Me mind on fire, me soul on fire…

Image: AP/Press Association Images

THE YEAR 2015 is shaping up to be the hottest on record, the UN’s weather agency says, days before a UN summit opens in Paris to craft a climate rescue pact.

Based on data for the first 10 months of the year, “We feel very confident… that 2015 will be the warmest year on record,” said Michel Jarraud, head of the World Meteorological Organisation.

The WMO said land and sea temperatures were likely to surpass those of 2014 as the highest since record-keeping began.

“This is all bad news for the planet,” Jarraud told reporters in Geneva.

The UN agency usually waits to have a full year’s worth of data before drawing such conclusions but said it wanted its preliminary findings “to inform negotiators at the UN Climate Change Conference.”

More than 145 world leaders are set to gather in Paris from Monday for a conference seeking to cap average global warming at two degrees Celsius above mid-19th century levels.

German Chancellor Angela Merkel on Wednesday insisted the Paris agreement must include “a binding review mechanism under international law” to make sure countries’ carbon-curbing actions are ramped up until the two degrees target comes into focus.

Based on current voluntary pledges, Earth is on track for three degrees.

‘Time is running out’

Alarmingly, WMO said the global average surface temperature would this year pass “the symbolic and significant milestone” of one degree Celcius above the pre-industrial era.

According to Jarraud, “we have already warmed the atmosphere by more than half.

“This is of great concern,” he said, and pointed out that the concentration of greenhouse gases in the atmosphere broke a new record this year.

These gases can remain in the atmosphere for centuries and will continue warming the climate long after emissions are cut.
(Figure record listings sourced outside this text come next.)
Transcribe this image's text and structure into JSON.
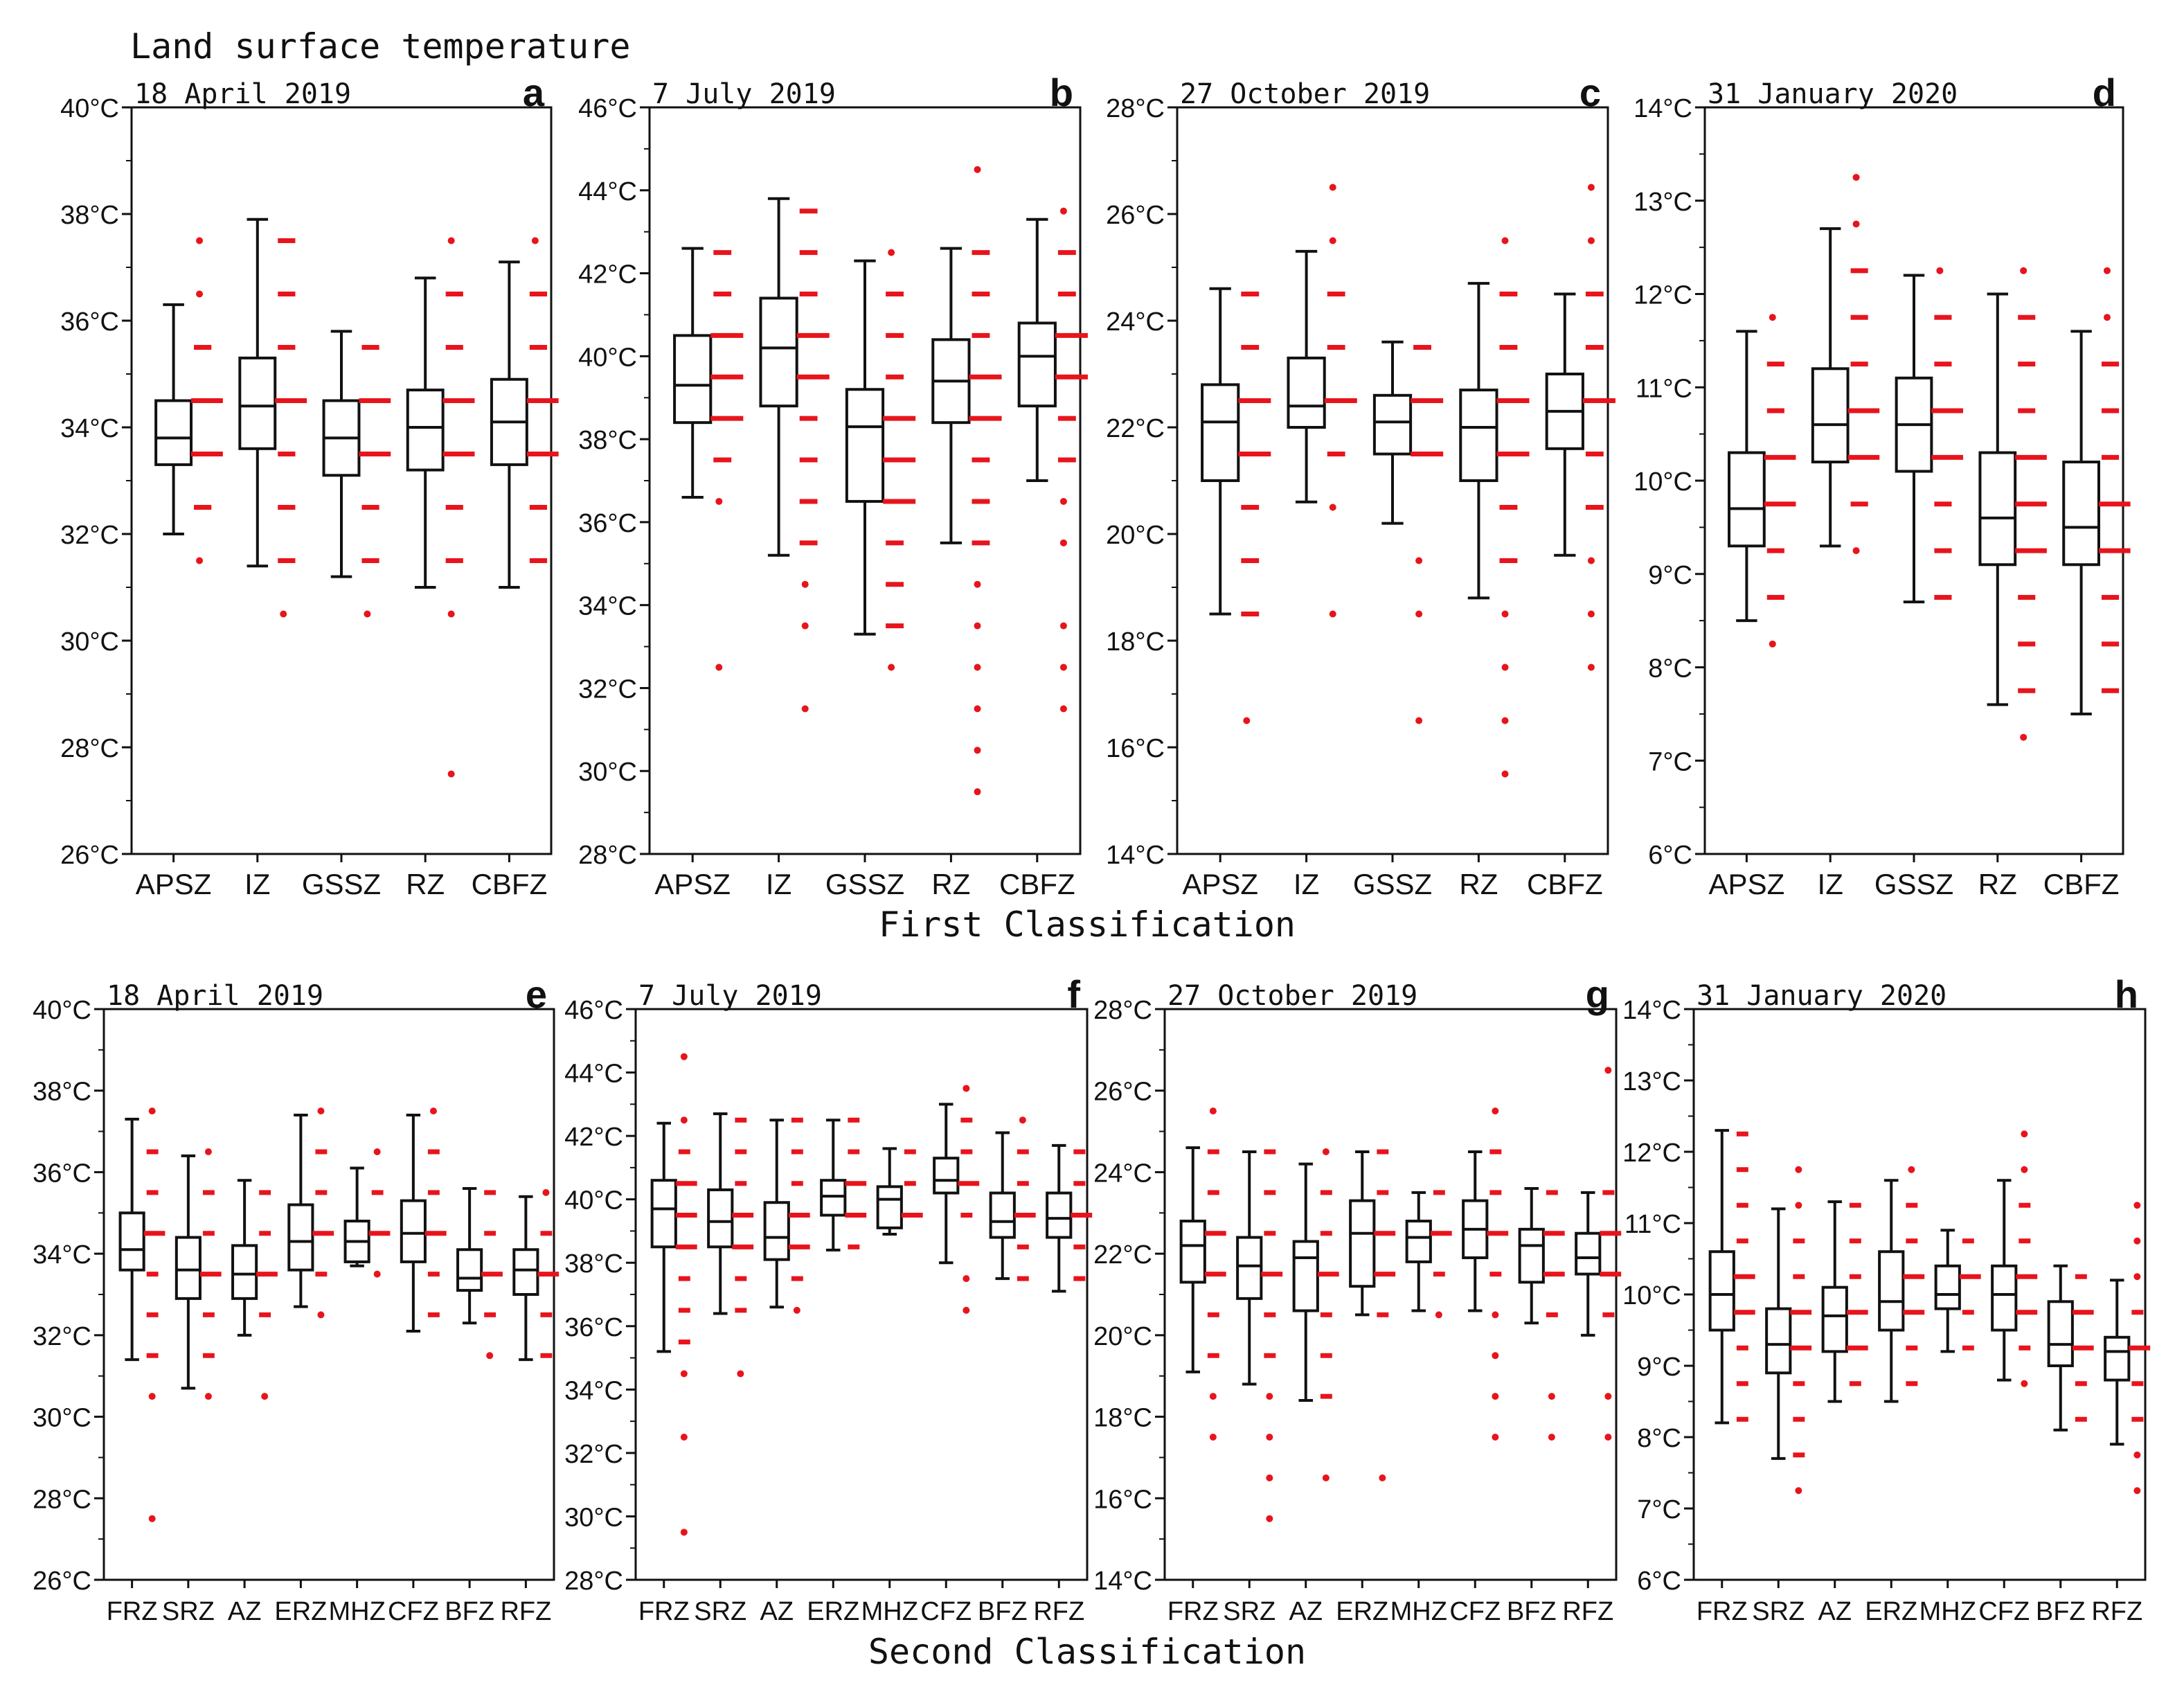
{
  "figure_title": "Land surface temperature",
  "row_labels": {
    "first": "First Classification",
    "second": "Second Classification"
  },
  "colors": {
    "box": "#111111",
    "outlier": "#e8141c",
    "background": "#ffffff"
  },
  "chart_data": [
    {
      "panel": "a",
      "date": "18 April 2019",
      "type": "box",
      "ylim": [
        26,
        40
      ],
      "yticks": [
        26,
        28,
        30,
        32,
        34,
        36,
        38,
        40
      ],
      "unit": "°C",
      "categories": [
        "APSZ",
        "IZ",
        "GSSZ",
        "RZ",
        "CBFZ"
      ],
      "boxes": [
        {
          "min": 32.0,
          "q1": 33.3,
          "median": 33.8,
          "q3": 34.5,
          "max": 36.3,
          "outliers": [
            31.5,
            32.5,
            33.5,
            34.5,
            35.5,
            36.5,
            37.5
          ]
        },
        {
          "min": 31.4,
          "q1": 33.6,
          "median": 34.4,
          "q3": 35.3,
          "max": 37.9,
          "outliers": [
            30.5,
            31.5,
            32.5,
            33.5,
            34.5,
            35.5,
            36.5,
            37.5
          ]
        },
        {
          "min": 31.2,
          "q1": 33.1,
          "median": 33.8,
          "q3": 34.5,
          "max": 35.8,
          "outliers": [
            30.5,
            31.5,
            32.5,
            33.5,
            34.5,
            35.5
          ]
        },
        {
          "min": 31.0,
          "q1": 33.2,
          "median": 34.0,
          "q3": 34.7,
          "max": 36.8,
          "outliers": [
            27.5,
            30.5,
            31.5,
            32.5,
            33.5,
            34.5,
            35.5,
            36.5,
            37.5
          ]
        },
        {
          "min": 31.0,
          "q1": 33.3,
          "median": 34.1,
          "q3": 34.9,
          "max": 37.1,
          "outliers": [
            31.5,
            32.5,
            33.5,
            34.5,
            35.5,
            36.5,
            37.5
          ]
        }
      ]
    },
    {
      "panel": "b",
      "date": "7 July 2019",
      "type": "box",
      "ylim": [
        28,
        46
      ],
      "yticks": [
        28,
        30,
        32,
        34,
        36,
        38,
        40,
        42,
        44,
        46
      ],
      "unit": "°C",
      "categories": [
        "APSZ",
        "IZ",
        "GSSZ",
        "RZ",
        "CBFZ"
      ],
      "boxes": [
        {
          "min": 36.6,
          "q1": 38.4,
          "median": 39.3,
          "q3": 40.5,
          "max": 42.6,
          "outliers": [
            32.5,
            36.5,
            37.5,
            38.5,
            39.5,
            40.5,
            41.5,
            42.5
          ]
        },
        {
          "min": 35.2,
          "q1": 38.8,
          "median": 40.2,
          "q3": 41.4,
          "max": 43.8,
          "outliers": [
            31.5,
            33.5,
            34.5,
            35.5,
            36.5,
            37.5,
            38.5,
            39.5,
            40.5,
            41.5,
            42.5,
            43.5
          ]
        },
        {
          "min": 33.3,
          "q1": 36.5,
          "median": 38.3,
          "q3": 39.2,
          "max": 42.3,
          "outliers": [
            32.5,
            33.5,
            34.5,
            35.5,
            36.5,
            37.5,
            38.5,
            39.5,
            40.5,
            41.5,
            42.5
          ]
        },
        {
          "min": 35.5,
          "q1": 38.4,
          "median": 39.4,
          "q3": 40.4,
          "max": 42.6,
          "outliers": [
            29.5,
            30.5,
            31.5,
            32.5,
            33.5,
            34.5,
            35.5,
            36.5,
            37.5,
            38.5,
            39.5,
            40.5,
            41.5,
            42.5,
            44.5
          ]
        },
        {
          "min": 37.0,
          "q1": 38.8,
          "median": 40.0,
          "q3": 40.8,
          "max": 43.3,
          "outliers": [
            31.5,
            32.5,
            33.5,
            35.5,
            36.5,
            37.5,
            38.5,
            39.5,
            40.5,
            41.5,
            42.5,
            43.5
          ]
        }
      ]
    },
    {
      "panel": "c",
      "date": "27 October 2019",
      "type": "box",
      "ylim": [
        14,
        28
      ],
      "yticks": [
        14,
        16,
        18,
        20,
        22,
        24,
        26,
        28
      ],
      "unit": "°C",
      "categories": [
        "APSZ",
        "IZ",
        "GSSZ",
        "RZ",
        "CBFZ"
      ],
      "boxes": [
        {
          "min": 18.5,
          "q1": 21.0,
          "median": 22.1,
          "q3": 22.8,
          "max": 24.6,
          "outliers": [
            16.5,
            18.5,
            19.5,
            20.5,
            21.5,
            22.5,
            23.5,
            24.5
          ]
        },
        {
          "min": 20.6,
          "q1": 22.0,
          "median": 22.4,
          "q3": 23.3,
          "max": 25.3,
          "outliers": [
            18.5,
            20.5,
            21.5,
            22.5,
            23.5,
            24.5,
            25.5,
            26.5
          ]
        },
        {
          "min": 20.2,
          "q1": 21.5,
          "median": 22.1,
          "q3": 22.6,
          "max": 23.6,
          "outliers": [
            16.5,
            18.5,
            19.5,
            21.5,
            22.5,
            23.5
          ]
        },
        {
          "min": 18.8,
          "q1": 21.0,
          "median": 22.0,
          "q3": 22.7,
          "max": 24.7,
          "outliers": [
            15.5,
            16.5,
            17.5,
            18.5,
            19.5,
            20.5,
            21.5,
            22.5,
            23.5,
            24.5,
            25.5
          ]
        },
        {
          "min": 19.6,
          "q1": 21.6,
          "median": 22.3,
          "q3": 23.0,
          "max": 24.5,
          "outliers": [
            17.5,
            18.5,
            19.5,
            20.5,
            21.5,
            22.5,
            23.5,
            24.5,
            25.5,
            26.5
          ]
        }
      ]
    },
    {
      "panel": "d",
      "date": "31 January 2020",
      "type": "box",
      "ylim": [
        6,
        14
      ],
      "yticks": [
        6,
        7,
        8,
        9,
        10,
        11,
        12,
        13,
        14
      ],
      "unit": "°C",
      "categories": [
        "APSZ",
        "IZ",
        "GSSZ",
        "RZ",
        "CBFZ"
      ],
      "boxes": [
        {
          "min": 8.5,
          "q1": 9.3,
          "median": 9.7,
          "q3": 10.3,
          "max": 11.6,
          "outliers": [
            8.25,
            8.75,
            9.25,
            9.75,
            10.25,
            10.75,
            11.25,
            11.75
          ]
        },
        {
          "min": 9.3,
          "q1": 10.2,
          "median": 10.6,
          "q3": 11.2,
          "max": 12.7,
          "outliers": [
            9.25,
            9.75,
            10.25,
            10.75,
            11.25,
            11.75,
            12.25,
            12.75,
            13.25
          ]
        },
        {
          "min": 8.7,
          "q1": 10.1,
          "median": 10.6,
          "q3": 11.1,
          "max": 12.2,
          "outliers": [
            8.75,
            9.25,
            9.75,
            10.25,
            10.75,
            11.25,
            11.75,
            12.25
          ]
        },
        {
          "min": 7.6,
          "q1": 9.1,
          "median": 9.6,
          "q3": 10.3,
          "max": 12.0,
          "outliers": [
            7.25,
            7.75,
            8.25,
            8.75,
            9.25,
            9.75,
            10.25,
            10.75,
            11.25,
            11.75,
            12.25
          ]
        },
        {
          "min": 7.5,
          "q1": 9.1,
          "median": 9.5,
          "q3": 10.2,
          "max": 11.6,
          "outliers": [
            7.75,
            8.25,
            8.75,
            9.25,
            9.75,
            10.25,
            10.75,
            11.25,
            11.75,
            12.25
          ]
        }
      ]
    },
    {
      "panel": "e",
      "date": "18 April 2019",
      "type": "box",
      "ylim": [
        26,
        40
      ],
      "yticks": [
        26,
        28,
        30,
        32,
        34,
        36,
        38,
        40
      ],
      "unit": "°C",
      "categories": [
        "FRZ",
        "SRZ",
        "AZ",
        "ERZ",
        "MHZ",
        "CFZ",
        "BFZ",
        "RFZ"
      ],
      "boxes": [
        {
          "min": 31.4,
          "q1": 33.6,
          "median": 34.1,
          "q3": 35.0,
          "max": 37.3,
          "outliers": [
            27.5,
            30.5,
            31.5,
            32.5,
            33.5,
            34.5,
            35.5,
            36.5,
            37.5
          ]
        },
        {
          "min": 30.7,
          "q1": 32.9,
          "median": 33.6,
          "q3": 34.4,
          "max": 36.4,
          "outliers": [
            30.5,
            31.5,
            32.5,
            33.5,
            34.5,
            35.5,
            36.5
          ]
        },
        {
          "min": 32.0,
          "q1": 32.9,
          "median": 33.5,
          "q3": 34.2,
          "max": 35.8,
          "outliers": [
            30.5,
            32.5,
            33.5,
            34.5,
            35.5
          ]
        },
        {
          "min": 32.7,
          "q1": 33.6,
          "median": 34.3,
          "q3": 35.2,
          "max": 37.4,
          "outliers": [
            32.5,
            33.5,
            34.5,
            35.5,
            36.5,
            37.5
          ]
        },
        {
          "min": 33.7,
          "q1": 33.8,
          "median": 34.3,
          "q3": 34.8,
          "max": 36.1,
          "outliers": [
            33.5,
            34.5,
            35.5,
            36.5
          ]
        },
        {
          "min": 32.1,
          "q1": 33.8,
          "median": 34.5,
          "q3": 35.3,
          "max": 37.4,
          "outliers": [
            32.5,
            33.5,
            34.5,
            35.5,
            36.5,
            37.5
          ]
        },
        {
          "min": 32.3,
          "q1": 33.1,
          "median": 33.4,
          "q3": 34.1,
          "max": 35.6,
          "outliers": [
            31.5,
            32.5,
            33.5,
            34.5,
            35.5
          ]
        },
        {
          "min": 31.4,
          "q1": 33.0,
          "median": 33.6,
          "q3": 34.1,
          "max": 35.4,
          "outliers": [
            31.5,
            32.5,
            33.5,
            34.5,
            35.5
          ]
        }
      ]
    },
    {
      "panel": "f",
      "date": "7 July 2019",
      "type": "box",
      "ylim": [
        28,
        46
      ],
      "yticks": [
        28,
        30,
        32,
        34,
        36,
        38,
        40,
        42,
        44,
        46
      ],
      "unit": "°C",
      "categories": [
        "FRZ",
        "SRZ",
        "AZ",
        "ERZ",
        "MHZ",
        "CFZ",
        "BFZ",
        "RFZ"
      ],
      "boxes": [
        {
          "min": 35.2,
          "q1": 38.5,
          "median": 39.7,
          "q3": 40.6,
          "max": 42.4,
          "outliers": [
            29.5,
            32.5,
            34.5,
            35.5,
            36.5,
            37.5,
            38.5,
            39.5,
            40.5,
            41.5,
            42.5,
            44.5
          ]
        },
        {
          "min": 36.4,
          "q1": 38.5,
          "median": 39.3,
          "q3": 40.3,
          "max": 42.7,
          "outliers": [
            34.5,
            36.5,
            37.5,
            38.5,
            39.5,
            40.5,
            41.5,
            42.5
          ]
        },
        {
          "min": 36.6,
          "q1": 38.1,
          "median": 38.8,
          "q3": 39.9,
          "max": 42.5,
          "outliers": [
            36.5,
            37.5,
            38.5,
            39.5,
            40.5,
            41.5,
            42.5
          ]
        },
        {
          "min": 38.4,
          "q1": 39.5,
          "median": 40.1,
          "q3": 40.6,
          "max": 42.5,
          "outliers": [
            38.5,
            39.5,
            40.5,
            41.5,
            42.5
          ]
        },
        {
          "min": 38.9,
          "q1": 39.1,
          "median": 40.0,
          "q3": 40.4,
          "max": 41.6,
          "outliers": [
            39.5,
            40.5,
            41.5
          ]
        },
        {
          "min": 38.0,
          "q1": 40.2,
          "median": 40.6,
          "q3": 41.3,
          "max": 43.0,
          "outliers": [
            36.5,
            37.5,
            39.5,
            40.5,
            41.5,
            42.5,
            43.5
          ]
        },
        {
          "min": 37.5,
          "q1": 38.8,
          "median": 39.3,
          "q3": 40.2,
          "max": 42.1,
          "outliers": [
            37.5,
            38.5,
            39.5,
            40.5,
            41.5,
            42.5
          ]
        },
        {
          "min": 37.1,
          "q1": 38.8,
          "median": 39.4,
          "q3": 40.2,
          "max": 41.7,
          "outliers": [
            37.5,
            38.5,
            39.5,
            40.5,
            41.5
          ]
        }
      ]
    },
    {
      "panel": "g",
      "date": "27 October 2019",
      "type": "box",
      "ylim": [
        14,
        28
      ],
      "yticks": [
        14,
        16,
        18,
        20,
        22,
        24,
        26,
        28
      ],
      "unit": "°C",
      "categories": [
        "FRZ",
        "SRZ",
        "AZ",
        "ERZ",
        "MHZ",
        "CFZ",
        "BFZ",
        "RFZ"
      ],
      "boxes": [
        {
          "min": 19.1,
          "q1": 21.3,
          "median": 22.2,
          "q3": 22.8,
          "max": 24.6,
          "outliers": [
            17.5,
            18.5,
            19.5,
            20.5,
            21.5,
            22.5,
            23.5,
            24.5,
            25.5
          ]
        },
        {
          "min": 18.8,
          "q1": 20.9,
          "median": 21.7,
          "q3": 22.4,
          "max": 24.5,
          "outliers": [
            15.5,
            16.5,
            17.5,
            18.5,
            19.5,
            20.5,
            21.5,
            22.5,
            23.5,
            24.5
          ]
        },
        {
          "min": 18.4,
          "q1": 20.6,
          "median": 21.9,
          "q3": 22.3,
          "max": 24.2,
          "outliers": [
            16.5,
            18.5,
            19.5,
            20.5,
            21.5,
            22.5,
            23.5,
            24.5
          ]
        },
        {
          "min": 20.5,
          "q1": 21.2,
          "median": 22.5,
          "q3": 23.3,
          "max": 24.5,
          "outliers": [
            16.5,
            20.5,
            21.5,
            22.5,
            23.5,
            24.5
          ]
        },
        {
          "min": 20.6,
          "q1": 21.8,
          "median": 22.4,
          "q3": 22.8,
          "max": 23.5,
          "outliers": [
            20.5,
            21.5,
            22.5,
            23.5
          ]
        },
        {
          "min": 20.6,
          "q1": 21.9,
          "median": 22.6,
          "q3": 23.3,
          "max": 24.5,
          "outliers": [
            17.5,
            18.5,
            19.5,
            20.5,
            21.5,
            22.5,
            23.5,
            24.5,
            25.5
          ]
        },
        {
          "min": 20.3,
          "q1": 21.3,
          "median": 22.2,
          "q3": 22.6,
          "max": 23.6,
          "outliers": [
            17.5,
            18.5,
            20.5,
            21.5,
            22.5,
            23.5
          ]
        },
        {
          "min": 20.0,
          "q1": 21.5,
          "median": 21.9,
          "q3": 22.5,
          "max": 23.5,
          "outliers": [
            17.5,
            18.5,
            20.5,
            21.5,
            22.5,
            23.5,
            26.5
          ]
        }
      ]
    },
    {
      "panel": "h",
      "date": "31 January 2020",
      "type": "box",
      "ylim": [
        6,
        14
      ],
      "yticks": [
        6,
        7,
        8,
        9,
        10,
        11,
        12,
        13,
        14
      ],
      "unit": "°C",
      "categories": [
        "FRZ",
        "SRZ",
        "AZ",
        "ERZ",
        "MHZ",
        "CFZ",
        "BFZ",
        "RFZ"
      ],
      "boxes": [
        {
          "min": 8.2,
          "q1": 9.5,
          "median": 10.0,
          "q3": 10.6,
          "max": 12.3,
          "outliers": [
            8.25,
            8.75,
            9.25,
            9.75,
            10.25,
            10.75,
            11.25,
            11.75,
            12.25
          ]
        },
        {
          "min": 7.7,
          "q1": 8.9,
          "median": 9.3,
          "q3": 9.8,
          "max": 11.2,
          "outliers": [
            7.25,
            7.75,
            8.25,
            8.75,
            9.25,
            9.75,
            10.25,
            10.75,
            11.25,
            11.75
          ]
        },
        {
          "min": 8.5,
          "q1": 9.2,
          "median": 9.7,
          "q3": 10.1,
          "max": 11.3,
          "outliers": [
            8.75,
            9.25,
            9.75,
            10.25,
            10.75,
            11.25
          ]
        },
        {
          "min": 8.5,
          "q1": 9.5,
          "median": 9.9,
          "q3": 10.6,
          "max": 11.6,
          "outliers": [
            8.75,
            9.25,
            9.75,
            10.25,
            10.75,
            11.25,
            11.75
          ]
        },
        {
          "min": 9.2,
          "q1": 9.8,
          "median": 10.0,
          "q3": 10.4,
          "max": 10.9,
          "outliers": [
            9.25,
            9.75,
            10.25,
            10.75
          ]
        },
        {
          "min": 8.8,
          "q1": 9.5,
          "median": 10.0,
          "q3": 10.4,
          "max": 11.6,
          "outliers": [
            8.75,
            9.25,
            9.75,
            10.25,
            10.75,
            11.25,
            11.75,
            12.25
          ]
        },
        {
          "min": 8.1,
          "q1": 9.0,
          "median": 9.3,
          "q3": 9.9,
          "max": 10.4,
          "outliers": [
            8.25,
            8.75,
            9.25,
            9.75,
            10.25
          ]
        },
        {
          "min": 7.9,
          "q1": 8.8,
          "median": 9.2,
          "q3": 9.4,
          "max": 10.2,
          "outliers": [
            7.25,
            7.75,
            8.25,
            8.75,
            9.25,
            9.75,
            10.25,
            10.75,
            11.25
          ]
        }
      ]
    }
  ]
}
“Time is really not on our side,” Jarraud said. The two degree target remained achievable, but “the more we wait to take action, the more difficult it will be.”

In the first nine months of 2015, global ocean heat content in both the upper 700 metres (2,300 feet) and 2,000 metres hit record highs, it said.

Sea levels in the first half of the year, meanwhile, appeared to be “the highest since satellite observations became available in 1993.”